According to the Centers for Disease Control and Prevention, the latest reports for incidence of autism in children are 1 out of every 150. Autism is a severe developmental disorder. Most autistic children look ‘normal’ in appearance but they exhibit behaviors that are puzzling in comparison to children of the same age range. Autism also seems to affect the child’s ability to communicate and socialize.
The latest research indicates that the best outcomes are with children who received early intervention. Currently, the trend in many mainstream medical practices is making a diagnosis of autism at around the age of three. Autism is difficult to diagnose early because there is no magic test. Some autistic behaviors are also behaviors/symptoms of other disorders that need to be ruled out.
The National Institute of Child Health and Development has five behaviors that warrant further evaluation. This should be included in your well child visit. These five behaviors include: Not babbling or cooing by 12 months, no gestures (pointing, waving, grasping) by 12 months, does not say a single word by 16 months, does not say two word phrases by 24 months, any loss of language or social skill at any age. It’s important to remember that if your child exhibits any or all of these signs, it does not mean they have autism. It just means further evaluation may be needed to rule out any delays.
The following is a list of a few examples of early indications of autism.
The complete list and further information on autism support and guidance can be found at www.autismweb.com
- Language and speech delays
- The child can not explain what he/she wants
- Walking on his/her toes
- Spends a lot of time lining up things or putting things in a certain order
- Is not interested in other children
- Appears deaf or tunes people out
- Displays odd movement patterns
- Doesn’t smile when smiled at
- Poor eye contact or refuses eye contact
- Loss of any developed skill or language
According to the Individuals with Disabilities Education Improvement Act of 2004, the child’s primary health care provider is required to refer family to an early intervention service. This also entitles all children three years and older, by law, to free and appropriate public education.
The website: www.nichcy.org/states.html lists all 50 state’s resources for disability related services. If you feel that your child is exhibiting autistic symptoms or any other developmental delay, and your child’s doctor disagrees, you can utilize that website to find services and support in your area.

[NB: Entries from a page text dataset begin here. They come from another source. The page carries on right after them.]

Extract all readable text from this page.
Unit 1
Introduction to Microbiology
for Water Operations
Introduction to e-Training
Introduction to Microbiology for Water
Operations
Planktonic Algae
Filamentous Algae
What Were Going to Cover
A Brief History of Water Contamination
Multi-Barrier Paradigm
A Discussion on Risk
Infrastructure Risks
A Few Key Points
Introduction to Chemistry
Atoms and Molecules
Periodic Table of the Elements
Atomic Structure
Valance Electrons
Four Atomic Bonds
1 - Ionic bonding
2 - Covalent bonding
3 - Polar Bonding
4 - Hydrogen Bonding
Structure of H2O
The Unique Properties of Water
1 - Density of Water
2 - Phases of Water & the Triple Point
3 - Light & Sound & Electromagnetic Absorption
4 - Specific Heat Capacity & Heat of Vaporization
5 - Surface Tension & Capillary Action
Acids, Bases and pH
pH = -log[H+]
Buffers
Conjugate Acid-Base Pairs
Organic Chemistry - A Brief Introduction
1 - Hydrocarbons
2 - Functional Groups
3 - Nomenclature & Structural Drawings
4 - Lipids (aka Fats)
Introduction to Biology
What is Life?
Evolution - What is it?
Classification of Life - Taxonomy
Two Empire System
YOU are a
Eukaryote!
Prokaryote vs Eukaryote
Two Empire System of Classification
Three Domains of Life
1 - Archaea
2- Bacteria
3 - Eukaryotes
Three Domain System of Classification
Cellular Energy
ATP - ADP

As much as we currently know about autism, there are still many, many questions left unanswered. It is not exactly known what causes autism, why it is more prevalent in boys or how to cure it. What we do know is that the earlier the intervention, the better the outcome.

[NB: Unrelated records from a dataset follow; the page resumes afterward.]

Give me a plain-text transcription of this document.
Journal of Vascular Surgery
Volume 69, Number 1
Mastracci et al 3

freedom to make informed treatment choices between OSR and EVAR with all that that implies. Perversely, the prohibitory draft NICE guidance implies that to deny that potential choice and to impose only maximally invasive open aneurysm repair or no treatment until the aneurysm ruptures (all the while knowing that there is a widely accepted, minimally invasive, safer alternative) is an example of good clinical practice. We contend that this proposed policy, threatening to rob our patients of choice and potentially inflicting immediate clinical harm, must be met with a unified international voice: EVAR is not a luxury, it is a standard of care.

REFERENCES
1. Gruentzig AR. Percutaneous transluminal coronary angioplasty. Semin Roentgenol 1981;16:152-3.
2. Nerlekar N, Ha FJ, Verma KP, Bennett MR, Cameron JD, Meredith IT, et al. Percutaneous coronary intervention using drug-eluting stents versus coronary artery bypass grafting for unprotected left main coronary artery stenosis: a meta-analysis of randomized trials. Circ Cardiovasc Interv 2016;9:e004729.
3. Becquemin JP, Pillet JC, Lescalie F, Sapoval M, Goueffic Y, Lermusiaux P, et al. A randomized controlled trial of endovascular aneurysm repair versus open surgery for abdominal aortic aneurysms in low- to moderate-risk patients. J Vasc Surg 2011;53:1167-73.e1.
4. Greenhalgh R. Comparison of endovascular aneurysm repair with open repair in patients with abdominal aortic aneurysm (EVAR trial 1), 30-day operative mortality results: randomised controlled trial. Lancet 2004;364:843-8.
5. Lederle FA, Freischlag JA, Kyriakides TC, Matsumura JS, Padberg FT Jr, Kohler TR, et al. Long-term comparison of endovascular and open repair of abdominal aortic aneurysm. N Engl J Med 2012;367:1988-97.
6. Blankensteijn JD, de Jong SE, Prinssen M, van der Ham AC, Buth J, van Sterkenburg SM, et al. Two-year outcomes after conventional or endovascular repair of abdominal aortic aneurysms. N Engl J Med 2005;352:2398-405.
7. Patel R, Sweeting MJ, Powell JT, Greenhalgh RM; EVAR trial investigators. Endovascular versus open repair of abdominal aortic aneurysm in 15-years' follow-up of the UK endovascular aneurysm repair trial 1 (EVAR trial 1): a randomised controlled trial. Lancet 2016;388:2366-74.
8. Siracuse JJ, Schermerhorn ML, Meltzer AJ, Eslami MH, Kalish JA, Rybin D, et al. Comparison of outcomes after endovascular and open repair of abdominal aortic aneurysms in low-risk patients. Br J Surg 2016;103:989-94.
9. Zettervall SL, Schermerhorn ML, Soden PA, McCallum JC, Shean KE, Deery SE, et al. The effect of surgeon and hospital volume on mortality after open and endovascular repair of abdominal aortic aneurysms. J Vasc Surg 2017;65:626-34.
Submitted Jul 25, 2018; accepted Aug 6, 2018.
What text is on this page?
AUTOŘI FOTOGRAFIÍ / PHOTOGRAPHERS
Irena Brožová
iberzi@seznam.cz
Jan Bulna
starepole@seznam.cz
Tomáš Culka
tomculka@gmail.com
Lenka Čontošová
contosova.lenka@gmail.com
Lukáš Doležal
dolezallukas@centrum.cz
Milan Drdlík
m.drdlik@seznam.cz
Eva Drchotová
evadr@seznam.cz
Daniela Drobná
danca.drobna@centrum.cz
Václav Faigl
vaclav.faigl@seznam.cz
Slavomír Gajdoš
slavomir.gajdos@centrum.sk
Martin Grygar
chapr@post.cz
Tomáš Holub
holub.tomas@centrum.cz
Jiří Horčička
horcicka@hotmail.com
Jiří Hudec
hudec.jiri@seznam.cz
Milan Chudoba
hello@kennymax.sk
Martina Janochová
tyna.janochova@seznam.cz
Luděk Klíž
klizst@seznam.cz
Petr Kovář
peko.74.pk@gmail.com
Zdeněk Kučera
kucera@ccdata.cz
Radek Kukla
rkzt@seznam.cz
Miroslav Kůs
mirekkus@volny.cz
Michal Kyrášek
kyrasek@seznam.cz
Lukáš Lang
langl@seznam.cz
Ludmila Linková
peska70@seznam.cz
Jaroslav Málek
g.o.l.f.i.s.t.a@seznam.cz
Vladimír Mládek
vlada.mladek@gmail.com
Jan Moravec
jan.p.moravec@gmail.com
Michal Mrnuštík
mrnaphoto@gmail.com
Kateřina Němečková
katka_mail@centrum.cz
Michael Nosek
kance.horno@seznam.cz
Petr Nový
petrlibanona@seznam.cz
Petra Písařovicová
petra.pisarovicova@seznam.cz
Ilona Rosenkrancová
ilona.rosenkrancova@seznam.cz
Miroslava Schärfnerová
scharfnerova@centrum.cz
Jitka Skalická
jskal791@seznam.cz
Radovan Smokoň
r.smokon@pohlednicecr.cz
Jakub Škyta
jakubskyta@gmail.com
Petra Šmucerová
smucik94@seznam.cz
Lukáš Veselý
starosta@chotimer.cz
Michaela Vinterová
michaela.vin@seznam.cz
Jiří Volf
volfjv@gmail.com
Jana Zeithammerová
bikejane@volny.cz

Although you may not have as much medical training as your child’s doctor, you know your child and see them develop every day. Even though you can’t diagnose problems, when you feel ‘something isn’t right’, it’s better to be proactive and go with your instincts. Help and support is available. If you suspect your child may have a delay, get them evaluated. With help, many autistic children go on to lead satisfying lives. Special programs are designed to help these children and their families understand and cope with the disorder.